Interestingly it is last year’s quintessentially queer Fringe show, Nggrfg from Vancouver’s Berend McKenzie which also explored growing up black in a white society, which gave Mason-John what she called the “kick up the arse” necessary to resurrect the show.

“I too was brought up in a white context,” said Mason-John. “I grew up in orphanages, with white caregivers and was fostered by a white mother. In fact you could say that part of my show draws on this experience. I look at the issues from a different perspective”.

But Mason-John goes a step beyond a simple history lesson on the royal lineage, taking on the persona of “Regina II”, complete with the audacious claim to being the true Queen of England. As part of this guise, Mason-John even goes as far as doing a royal “walkabout”, which she did with some interesting results in Edmonton earlier this year and plans on doing again on Granville Island during the Vancouver Fringe.

“The hardest part [of the royal walkabout] is convincing people I am the Queen,” said Mason-John. “So many want to pass me off as barking mad!”.

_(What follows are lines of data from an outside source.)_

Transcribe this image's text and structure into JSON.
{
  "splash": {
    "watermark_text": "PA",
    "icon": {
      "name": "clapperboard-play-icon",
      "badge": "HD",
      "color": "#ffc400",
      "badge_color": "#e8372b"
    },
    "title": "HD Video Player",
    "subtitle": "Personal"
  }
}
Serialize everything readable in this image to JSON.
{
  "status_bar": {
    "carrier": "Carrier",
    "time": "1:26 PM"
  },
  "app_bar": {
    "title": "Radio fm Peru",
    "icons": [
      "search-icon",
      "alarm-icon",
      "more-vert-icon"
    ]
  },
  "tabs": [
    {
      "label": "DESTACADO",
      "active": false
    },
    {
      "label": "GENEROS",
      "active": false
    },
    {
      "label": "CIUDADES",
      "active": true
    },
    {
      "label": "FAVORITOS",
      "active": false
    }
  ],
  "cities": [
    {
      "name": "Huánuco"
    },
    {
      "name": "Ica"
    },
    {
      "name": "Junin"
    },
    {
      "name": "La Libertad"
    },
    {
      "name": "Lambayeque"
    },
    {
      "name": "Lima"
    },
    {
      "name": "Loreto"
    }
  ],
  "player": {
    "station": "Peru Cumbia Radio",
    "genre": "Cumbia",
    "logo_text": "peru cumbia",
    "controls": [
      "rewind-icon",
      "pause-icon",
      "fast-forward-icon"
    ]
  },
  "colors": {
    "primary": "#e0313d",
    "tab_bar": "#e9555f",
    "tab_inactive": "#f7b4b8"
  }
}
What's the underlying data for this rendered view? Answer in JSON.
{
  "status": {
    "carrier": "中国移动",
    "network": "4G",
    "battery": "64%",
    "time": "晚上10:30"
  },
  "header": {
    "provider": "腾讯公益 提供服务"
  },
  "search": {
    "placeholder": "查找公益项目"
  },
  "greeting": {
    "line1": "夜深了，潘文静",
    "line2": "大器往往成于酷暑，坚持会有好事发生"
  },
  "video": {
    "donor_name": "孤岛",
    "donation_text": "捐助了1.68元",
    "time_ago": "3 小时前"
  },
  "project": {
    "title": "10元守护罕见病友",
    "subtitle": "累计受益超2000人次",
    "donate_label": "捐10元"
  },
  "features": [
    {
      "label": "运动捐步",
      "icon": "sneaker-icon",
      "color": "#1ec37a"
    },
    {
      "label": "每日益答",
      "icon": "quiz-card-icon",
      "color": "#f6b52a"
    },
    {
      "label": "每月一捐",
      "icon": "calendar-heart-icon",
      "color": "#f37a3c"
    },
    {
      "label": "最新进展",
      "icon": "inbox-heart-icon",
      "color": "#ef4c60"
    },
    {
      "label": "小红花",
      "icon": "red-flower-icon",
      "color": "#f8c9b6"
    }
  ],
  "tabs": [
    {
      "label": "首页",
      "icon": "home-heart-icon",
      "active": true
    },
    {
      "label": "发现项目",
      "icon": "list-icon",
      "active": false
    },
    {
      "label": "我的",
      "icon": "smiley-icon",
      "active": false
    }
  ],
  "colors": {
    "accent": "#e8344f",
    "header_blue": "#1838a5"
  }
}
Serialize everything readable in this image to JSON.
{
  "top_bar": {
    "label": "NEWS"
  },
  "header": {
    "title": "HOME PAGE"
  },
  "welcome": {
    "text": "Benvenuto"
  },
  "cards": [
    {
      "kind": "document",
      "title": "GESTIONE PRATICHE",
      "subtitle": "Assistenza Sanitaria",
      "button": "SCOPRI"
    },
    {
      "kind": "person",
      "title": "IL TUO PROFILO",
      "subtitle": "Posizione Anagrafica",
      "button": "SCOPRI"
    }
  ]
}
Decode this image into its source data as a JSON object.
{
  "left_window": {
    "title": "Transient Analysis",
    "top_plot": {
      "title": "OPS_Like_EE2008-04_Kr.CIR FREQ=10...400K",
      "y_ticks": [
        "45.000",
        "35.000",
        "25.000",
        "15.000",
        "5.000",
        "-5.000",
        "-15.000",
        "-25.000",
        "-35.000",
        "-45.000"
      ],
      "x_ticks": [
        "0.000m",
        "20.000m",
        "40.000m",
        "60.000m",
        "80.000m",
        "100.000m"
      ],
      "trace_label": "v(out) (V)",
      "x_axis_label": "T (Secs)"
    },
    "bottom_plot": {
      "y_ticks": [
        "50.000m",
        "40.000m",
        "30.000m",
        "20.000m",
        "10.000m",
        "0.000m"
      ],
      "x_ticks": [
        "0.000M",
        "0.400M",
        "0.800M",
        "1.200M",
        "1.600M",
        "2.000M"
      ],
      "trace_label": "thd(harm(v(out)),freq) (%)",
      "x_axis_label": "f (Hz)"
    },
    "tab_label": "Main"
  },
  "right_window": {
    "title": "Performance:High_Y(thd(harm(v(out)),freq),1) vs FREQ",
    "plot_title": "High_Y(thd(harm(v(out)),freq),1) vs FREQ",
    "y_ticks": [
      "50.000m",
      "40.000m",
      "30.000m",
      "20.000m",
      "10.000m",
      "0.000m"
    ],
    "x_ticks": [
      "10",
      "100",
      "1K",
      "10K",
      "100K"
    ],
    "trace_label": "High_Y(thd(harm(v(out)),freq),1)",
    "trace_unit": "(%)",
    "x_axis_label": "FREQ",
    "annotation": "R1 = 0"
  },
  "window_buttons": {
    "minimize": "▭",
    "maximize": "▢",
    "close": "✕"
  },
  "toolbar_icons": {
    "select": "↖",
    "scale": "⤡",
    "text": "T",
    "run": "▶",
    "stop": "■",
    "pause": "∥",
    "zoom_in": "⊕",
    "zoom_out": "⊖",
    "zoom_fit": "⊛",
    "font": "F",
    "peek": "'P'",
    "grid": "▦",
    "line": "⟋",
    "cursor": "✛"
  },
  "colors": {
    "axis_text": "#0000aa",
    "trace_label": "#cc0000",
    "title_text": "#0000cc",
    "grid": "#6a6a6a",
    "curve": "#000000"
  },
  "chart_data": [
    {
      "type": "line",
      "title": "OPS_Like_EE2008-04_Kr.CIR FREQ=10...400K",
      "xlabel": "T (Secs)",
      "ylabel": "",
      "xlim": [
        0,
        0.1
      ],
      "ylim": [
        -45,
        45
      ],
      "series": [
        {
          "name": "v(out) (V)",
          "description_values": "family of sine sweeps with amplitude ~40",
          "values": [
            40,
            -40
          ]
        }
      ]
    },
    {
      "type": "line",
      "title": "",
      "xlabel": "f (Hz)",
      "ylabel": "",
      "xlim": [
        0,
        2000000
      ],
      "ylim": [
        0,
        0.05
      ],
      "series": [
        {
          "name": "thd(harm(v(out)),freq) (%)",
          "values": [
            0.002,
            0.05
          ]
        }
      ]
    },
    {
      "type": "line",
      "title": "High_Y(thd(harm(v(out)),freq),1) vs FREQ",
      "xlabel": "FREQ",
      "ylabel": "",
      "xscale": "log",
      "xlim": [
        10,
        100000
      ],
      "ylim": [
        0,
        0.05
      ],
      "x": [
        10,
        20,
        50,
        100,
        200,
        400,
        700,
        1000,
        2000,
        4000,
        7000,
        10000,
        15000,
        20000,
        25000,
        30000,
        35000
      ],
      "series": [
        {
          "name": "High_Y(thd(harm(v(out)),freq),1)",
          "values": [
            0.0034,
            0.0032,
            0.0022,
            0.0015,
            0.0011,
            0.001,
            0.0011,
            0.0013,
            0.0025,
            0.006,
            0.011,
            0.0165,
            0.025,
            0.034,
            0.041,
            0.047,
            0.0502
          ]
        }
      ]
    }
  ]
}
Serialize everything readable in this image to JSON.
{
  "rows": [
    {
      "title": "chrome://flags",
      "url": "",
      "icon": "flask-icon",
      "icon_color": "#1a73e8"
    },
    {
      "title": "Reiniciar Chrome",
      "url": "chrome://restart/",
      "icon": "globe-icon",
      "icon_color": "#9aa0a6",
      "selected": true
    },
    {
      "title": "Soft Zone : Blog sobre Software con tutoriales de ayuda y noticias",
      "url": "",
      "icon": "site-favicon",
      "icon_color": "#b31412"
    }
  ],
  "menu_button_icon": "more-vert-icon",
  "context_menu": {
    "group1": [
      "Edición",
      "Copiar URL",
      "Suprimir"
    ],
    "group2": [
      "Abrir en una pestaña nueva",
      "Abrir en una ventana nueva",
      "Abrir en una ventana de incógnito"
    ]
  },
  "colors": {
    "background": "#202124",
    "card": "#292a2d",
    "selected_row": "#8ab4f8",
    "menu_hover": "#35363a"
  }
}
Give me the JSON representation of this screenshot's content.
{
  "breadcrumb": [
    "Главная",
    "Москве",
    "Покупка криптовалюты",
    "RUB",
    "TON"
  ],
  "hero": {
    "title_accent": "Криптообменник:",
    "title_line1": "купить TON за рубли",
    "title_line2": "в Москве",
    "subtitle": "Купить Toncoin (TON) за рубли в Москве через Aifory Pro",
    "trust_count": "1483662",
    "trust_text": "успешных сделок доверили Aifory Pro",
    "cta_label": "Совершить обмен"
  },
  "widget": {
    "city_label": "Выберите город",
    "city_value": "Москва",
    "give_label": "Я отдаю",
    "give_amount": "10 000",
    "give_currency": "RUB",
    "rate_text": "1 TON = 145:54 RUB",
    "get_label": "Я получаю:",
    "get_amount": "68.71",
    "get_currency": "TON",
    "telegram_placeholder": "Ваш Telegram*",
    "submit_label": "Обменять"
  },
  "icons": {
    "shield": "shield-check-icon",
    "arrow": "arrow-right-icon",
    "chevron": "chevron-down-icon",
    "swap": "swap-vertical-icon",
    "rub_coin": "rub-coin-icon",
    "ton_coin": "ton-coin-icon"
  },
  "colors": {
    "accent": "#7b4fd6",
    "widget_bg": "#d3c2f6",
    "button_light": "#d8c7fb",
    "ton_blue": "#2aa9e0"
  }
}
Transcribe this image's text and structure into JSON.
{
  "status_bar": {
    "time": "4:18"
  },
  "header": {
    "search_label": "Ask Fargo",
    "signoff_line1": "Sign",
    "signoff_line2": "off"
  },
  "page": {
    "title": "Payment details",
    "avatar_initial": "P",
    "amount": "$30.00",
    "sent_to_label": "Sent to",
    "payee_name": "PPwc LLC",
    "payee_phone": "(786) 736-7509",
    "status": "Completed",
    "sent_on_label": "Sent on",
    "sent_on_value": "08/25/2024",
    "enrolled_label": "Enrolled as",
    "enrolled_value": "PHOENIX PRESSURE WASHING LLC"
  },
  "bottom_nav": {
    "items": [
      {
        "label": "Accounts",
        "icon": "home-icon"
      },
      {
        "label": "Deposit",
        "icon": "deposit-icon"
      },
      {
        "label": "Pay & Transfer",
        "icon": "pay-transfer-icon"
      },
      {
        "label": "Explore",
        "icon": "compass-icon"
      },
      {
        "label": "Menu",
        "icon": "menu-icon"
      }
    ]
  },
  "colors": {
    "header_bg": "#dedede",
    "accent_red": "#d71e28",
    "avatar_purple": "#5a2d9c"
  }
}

Always a fine line between genius and insanity, no doubt Fringe audiences will be watching to see which side of the line this Buddhist-queer-dyke lands on.

Brown Girl in the Ring
Havana Theatre, 1212 Commercial Drive, Vancouver

Friday, Sept 10, 6:30pm
Saturday, Sept 11, 7:45pm
Sunday, Sept 12, 5:45pm
Monday, Sept 13, 9:00pm
Tuesday, Sept 14, 7:15pm
Friday, Sept 17, 6:30pm
Saturday, Sept 18, 4:00pm

Queer artist Valerie Mason-John brings her one-woman show, Brown Girl in the Ring, to the Havana as part of the Festival's BYOV series. Editor of Talking Black: Lesbians of African and Asian Descent Speak Out, Mason-John wrote and stars in this show that asks the question, “What if black people are biologically connected to the European royals?” Queenie claims to be the Queen of England and reveals what the royal family has kept secret: African blood ties and homosexuality.